By: Tobias Coughlin-Bogue

 

France, a country more known for its Bordeaux than its breweries, is experiencing a craft beer renaissance. Of all the things Paris is known for—carafes of inexpensive and delicious wine, incessant smoking, couples kissing in the park, the best restaurant you’ve ever been to every three blocks, thick slabs of foie gras, man purses, rare steaks, and so on—craft beer hasn’t typically been one of them; now, that’s changing.

Where the country was, until recently, dominated by a handful of industrial breweries, it now boasts about 700 craft breweries and counting, according to Simon Thillon, proprietor of Paris craft beer emporium/gathering place La Cave á Bulles. Of those 700, “about 200 are good,” he joked. His beer shop, one of the three that were operating in the Paris area nine years ago, is now one of twenty, and is joined by three new ones every year. As of last year, for example, Paris has an annual beer week. Perhaps these developments are minor compared to the plethora of kickass craft breweries and bottle shops and brewfests and beer weeks and naked beer-fueled bike rides in the U.S., but they represent a sea change for France. If “Foster’s” is Australian for beer, “1664”—a thin, unremarkable, and mass-produced lager in cone-shaped green bottles—is the French word for it. Or rather, was.

Simon Thillon, proprietor of Paris craft beer emporium/gathering place La Cave á Bulles

As Thillon tells it, artisan brewing in France was robust in the late 1800’s, but died out during the World Wars. The advent of industrialization saw all brewing in France consolidated into about twelve major producers, making mass-produced lagers synonymous with beer. Beer, which has never enjoyed the revered place in the French culinary consciousness that wine does, was relegated to the realm of the aperitif, valued more for its ability to quench thirst on a hot afternoon than for its flavor. After decades in this position, the idea that beer could be as important to gastronomy as wine became almost subversive.

I was a bit shocked, actually, that a country that is so deeply in love with gastronomy is only just now discovering the world of craft beer. But obviously, deep-rooted tradition has played a role in the late blooming of the craft beer movement in France –but bloom it has. “There is a very conservative idea of gastronomy here: that we French—because we were born French—know everything about gastronomy and the rest of the world knows nothing about this. But after five years things are changing. Five years ago it was like you were not a good patriot if you were vegetarian, vegan, or you liked beer. You were a good patriot if you ate foie gras and paired good wine with it,” explained Thillon. “But,” he continued, “things are changing fast: now, craft beer is fashionable. More people are getting into craft beer. We just need to get people to try new things. People try craft beer and they are like, ‘Oh! This is beer? Oh my God, I can’t drink any more beer from the supermarket. I’m done with 1664.'”
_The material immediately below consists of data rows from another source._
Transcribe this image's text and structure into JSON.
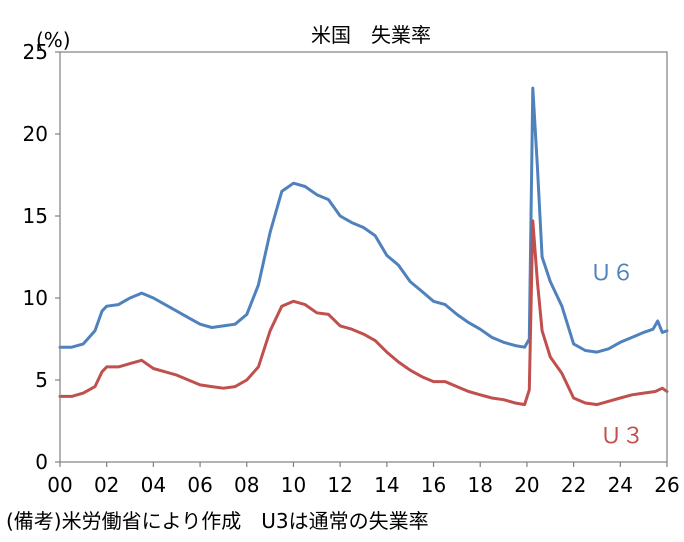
{
  "chart_data": {
    "type": "line",
    "title": "米国　失業率",
    "unit_label": "(%)",
    "ylim": [
      0,
      25
    ],
    "yticks": [
      "0",
      "5",
      "10",
      "15",
      "20",
      "25"
    ],
    "xlim": [
      2000,
      2026
    ],
    "xticks": [
      "00",
      "02",
      "04",
      "06",
      "08",
      "10",
      "12",
      "14",
      "16",
      "18",
      "20",
      "22",
      "24",
      "26"
    ],
    "grid": false,
    "series": [
      {
        "name": "Ｕ６",
        "color": "#4f81bd",
        "points": [
          [
            2000.0,
            7.0
          ],
          [
            2000.5,
            7.0
          ],
          [
            2001.0,
            7.2
          ],
          [
            2001.5,
            8.0
          ],
          [
            2001.8,
            9.2
          ],
          [
            2002.0,
            9.5
          ],
          [
            2002.5,
            9.6
          ],
          [
            2003.0,
            10.0
          ],
          [
            2003.5,
            10.3
          ],
          [
            2004.0,
            10.0
          ],
          [
            2004.5,
            9.6
          ],
          [
            2005.0,
            9.2
          ],
          [
            2005.5,
            8.8
          ],
          [
            2006.0,
            8.4
          ],
          [
            2006.5,
            8.2
          ],
          [
            2007.0,
            8.3
          ],
          [
            2007.5,
            8.4
          ],
          [
            2008.0,
            9.0
          ],
          [
            2008.5,
            10.8
          ],
          [
            2009.0,
            14.0
          ],
          [
            2009.5,
            16.5
          ],
          [
            2010.0,
            17.0
          ],
          [
            2010.5,
            16.8
          ],
          [
            2011.0,
            16.3
          ],
          [
            2011.5,
            16.0
          ],
          [
            2012.0,
            15.0
          ],
          [
            2012.5,
            14.6
          ],
          [
            2013.0,
            14.3
          ],
          [
            2013.5,
            13.8
          ],
          [
            2014.0,
            12.6
          ],
          [
            2014.5,
            12.0
          ],
          [
            2015.0,
            11.0
          ],
          [
            2015.5,
            10.4
          ],
          [
            2016.0,
            9.8
          ],
          [
            2016.5,
            9.6
          ],
          [
            2017.0,
            9.0
          ],
          [
            2017.5,
            8.5
          ],
          [
            2018.0,
            8.1
          ],
          [
            2018.5,
            7.6
          ],
          [
            2019.0,
            7.3
          ],
          [
            2019.5,
            7.1
          ],
          [
            2019.9,
            7.0
          ],
          [
            2020.1,
            7.5
          ],
          [
            2020.25,
            22.8
          ],
          [
            2020.45,
            18.0
          ],
          [
            2020.65,
            12.5
          ],
          [
            2021.0,
            11.0
          ],
          [
            2021.5,
            9.5
          ],
          [
            2022.0,
            7.2
          ],
          [
            2022.5,
            6.8
          ],
          [
            2023.0,
            6.7
          ],
          [
            2023.5,
            6.9
          ],
          [
            2024.0,
            7.3
          ],
          [
            2024.5,
            7.6
          ],
          [
            2025.0,
            7.9
          ],
          [
            2025.4,
            8.1
          ],
          [
            2025.6,
            8.6
          ],
          [
            2025.8,
            7.9
          ],
          [
            2026.0,
            8.0
          ]
        ]
      },
      {
        "name": "Ｕ３",
        "color": "#c0504d",
        "points": [
          [
            2000.0,
            4.0
          ],
          [
            2000.5,
            4.0
          ],
          [
            2001.0,
            4.2
          ],
          [
            2001.5,
            4.6
          ],
          [
            2001.8,
            5.5
          ],
          [
            2002.0,
            5.8
          ],
          [
            2002.5,
            5.8
          ],
          [
            2003.0,
            6.0
          ],
          [
            2003.5,
            6.2
          ],
          [
            2004.0,
            5.7
          ],
          [
            2004.5,
            5.5
          ],
          [
            2005.0,
            5.3
          ],
          [
            2005.5,
            5.0
          ],
          [
            2006.0,
            4.7
          ],
          [
            2006.5,
            4.6
          ],
          [
            2007.0,
            4.5
          ],
          [
            2007.5,
            4.6
          ],
          [
            2008.0,
            5.0
          ],
          [
            2008.5,
            5.8
          ],
          [
            2009.0,
            8.0
          ],
          [
            2009.5,
            9.5
          ],
          [
            2010.0,
            9.8
          ],
          [
            2010.5,
            9.6
          ],
          [
            2011.0,
            9.1
          ],
          [
            2011.5,
            9.0
          ],
          [
            2012.0,
            8.3
          ],
          [
            2012.5,
            8.1
          ],
          [
            2013.0,
            7.8
          ],
          [
            2013.5,
            7.4
          ],
          [
            2014.0,
            6.7
          ],
          [
            2014.5,
            6.1
          ],
          [
            2015.0,
            5.6
          ],
          [
            2015.5,
            5.2
          ],
          [
            2016.0,
            4.9
          ],
          [
            2016.5,
            4.9
          ],
          [
            2017.0,
            4.6
          ],
          [
            2017.5,
            4.3
          ],
          [
            2018.0,
            4.1
          ],
          [
            2018.5,
            3.9
          ],
          [
            2019.0,
            3.8
          ],
          [
            2019.5,
            3.6
          ],
          [
            2019.9,
            3.5
          ],
          [
            2020.1,
            4.4
          ],
          [
            2020.25,
            14.7
          ],
          [
            2020.45,
            11.0
          ],
          [
            2020.65,
            8.0
          ],
          [
            2021.0,
            6.4
          ],
          [
            2021.5,
            5.4
          ],
          [
            2022.0,
            3.9
          ],
          [
            2022.5,
            3.6
          ],
          [
            2023.0,
            3.5
          ],
          [
            2023.5,
            3.7
          ],
          [
            2024.0,
            3.9
          ],
          [
            2024.5,
            4.1
          ],
          [
            2025.0,
            4.2
          ],
          [
            2025.5,
            4.3
          ],
          [
            2025.8,
            4.5
          ],
          [
            2026.0,
            4.3
          ]
        ]
      }
    ]
  },
  "note": "(備考)米労働省により作成　U3は通常の失業率"
}
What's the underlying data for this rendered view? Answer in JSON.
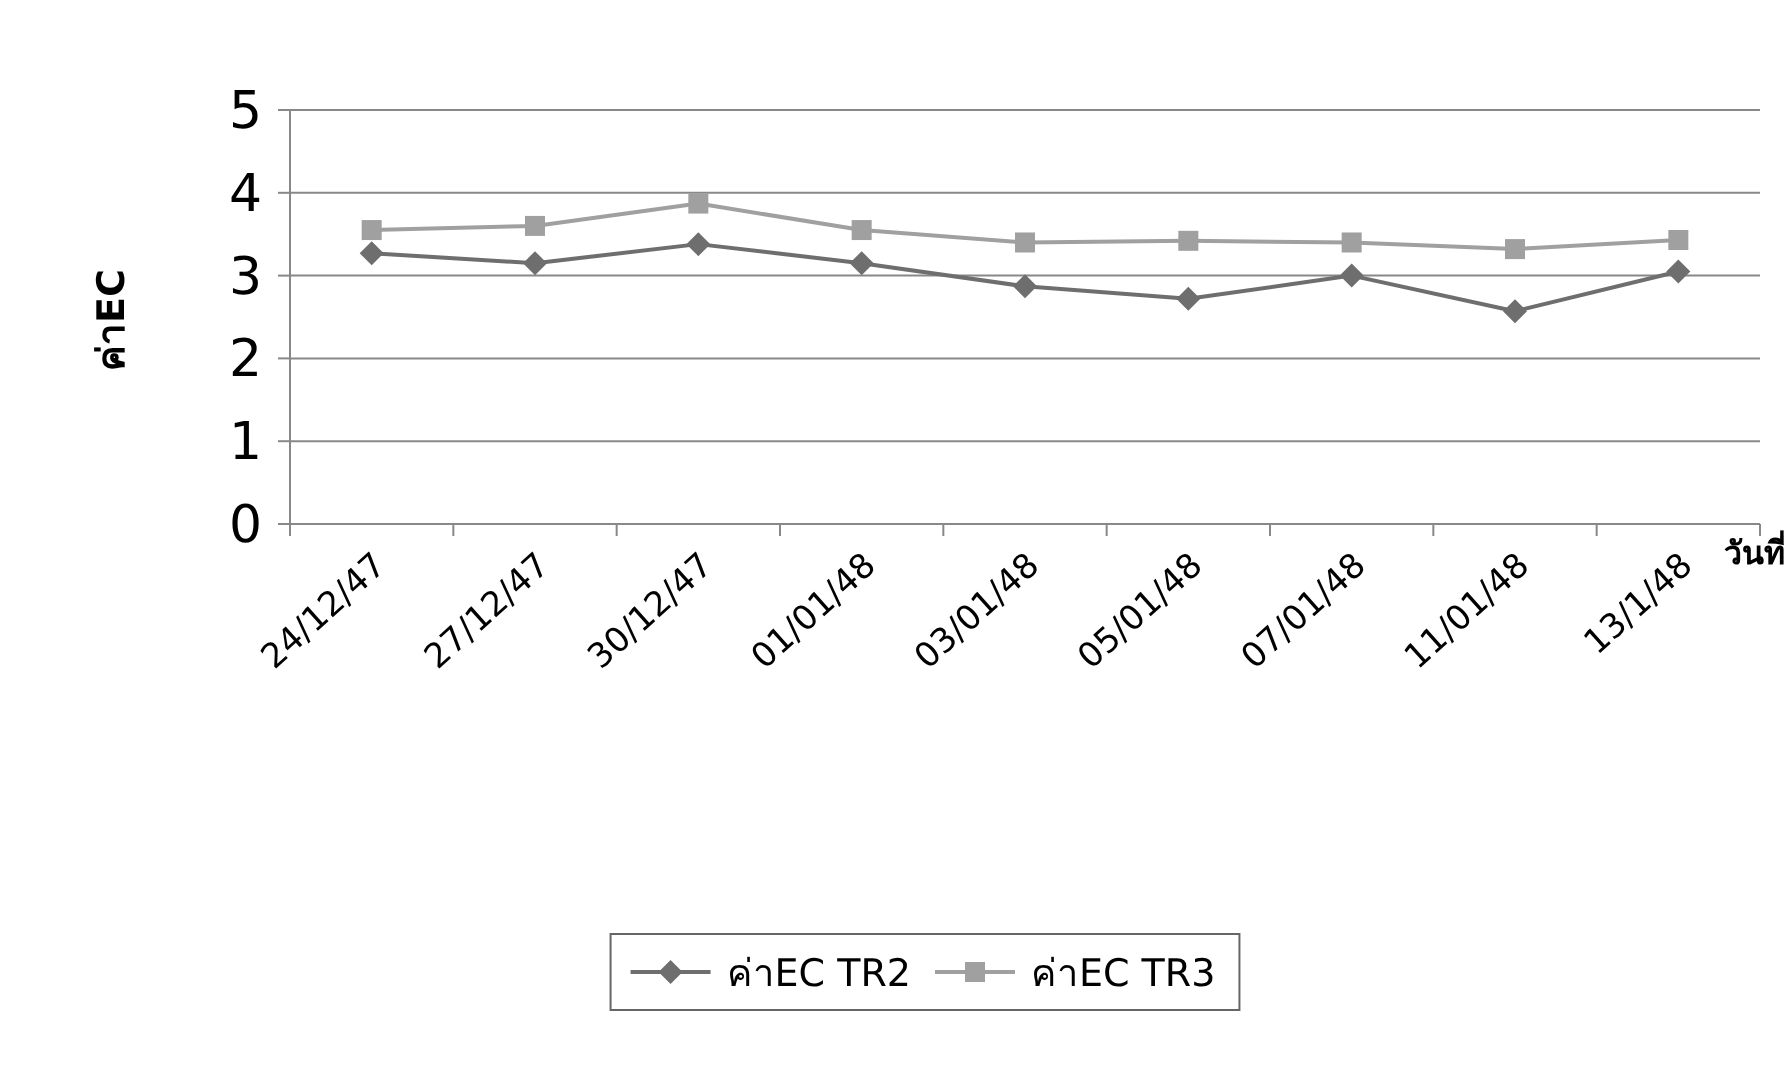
{
  "chart_data": {
    "type": "line",
    "xlabel": "วันที่",
    "ylabel": "ค่าEC",
    "categories": [
      "24/12/47",
      "27/12/47",
      "30/12/47",
      "01/01/48",
      "03/01/48",
      "05/01/48",
      "07/01/48",
      "11/01/48",
      "13/1/48"
    ],
    "series": [
      {
        "name": "ค่าEC TR2",
        "color": "#6e6e6e",
        "marker": "diamond",
        "values": [
          3.27,
          3.15,
          3.38,
          3.15,
          2.87,
          2.72,
          3.0,
          2.57,
          3.05
        ]
      },
      {
        "name": "ค่าEC TR3",
        "color": "#a0a0a0",
        "marker": "square",
        "values": [
          3.55,
          3.6,
          3.87,
          3.55,
          3.4,
          3.42,
          3.4,
          3.32,
          3.43
        ]
      }
    ],
    "ylim": [
      0,
      5
    ],
    "yticks": [
      0,
      1,
      2,
      3,
      4,
      5
    ],
    "grid": "y",
    "legend": "bottom",
    "line_style": "solid"
  }
}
He then regaled me with the story of a foie gras producer who found him listed as a bottle shop and called to pitch an in-store display of foie gras. After listening to his pitch for awhile, complete with a long bit about the best wines to promote along with the foie gras, Thillon asked him what beer he would recommend with foie gras. His answer? “That’s not possible, you are not drinking any beer with foie gras!”

Thillon laughs, saying, “He thought for a second and then just hung up the phone. I imagined he was sitting next to the telephone repeating, ‘This never happened. This never happened…'” (If you’re curious, Thillon pointed out a bottle of wheat beer with quince on his shelves that he thought would go nicely with foie gras. Failing that, he recommended a nice saison, not too bitter, and with enough sweetness to balance out the fat).

The two bottles I took home, one from each of Thillon’s favorite Parisian breweries, were delightful. Etoile du Nord, a hoppy saison from Brasserie Thiriez, married the best aspects of a hoppy, slightly bitter American pale with the subtle sweetness and bright fruit of a classic continental saison. Get Radical, a session ale that Thillon brewed in collaboration with La Brasserie du Mont Saleve, was bursting with passionfruit and guava and eminently quaffable.

It was perfect for an afternoon spent watching soccer and hiding out from the Paris heat in my hotel room.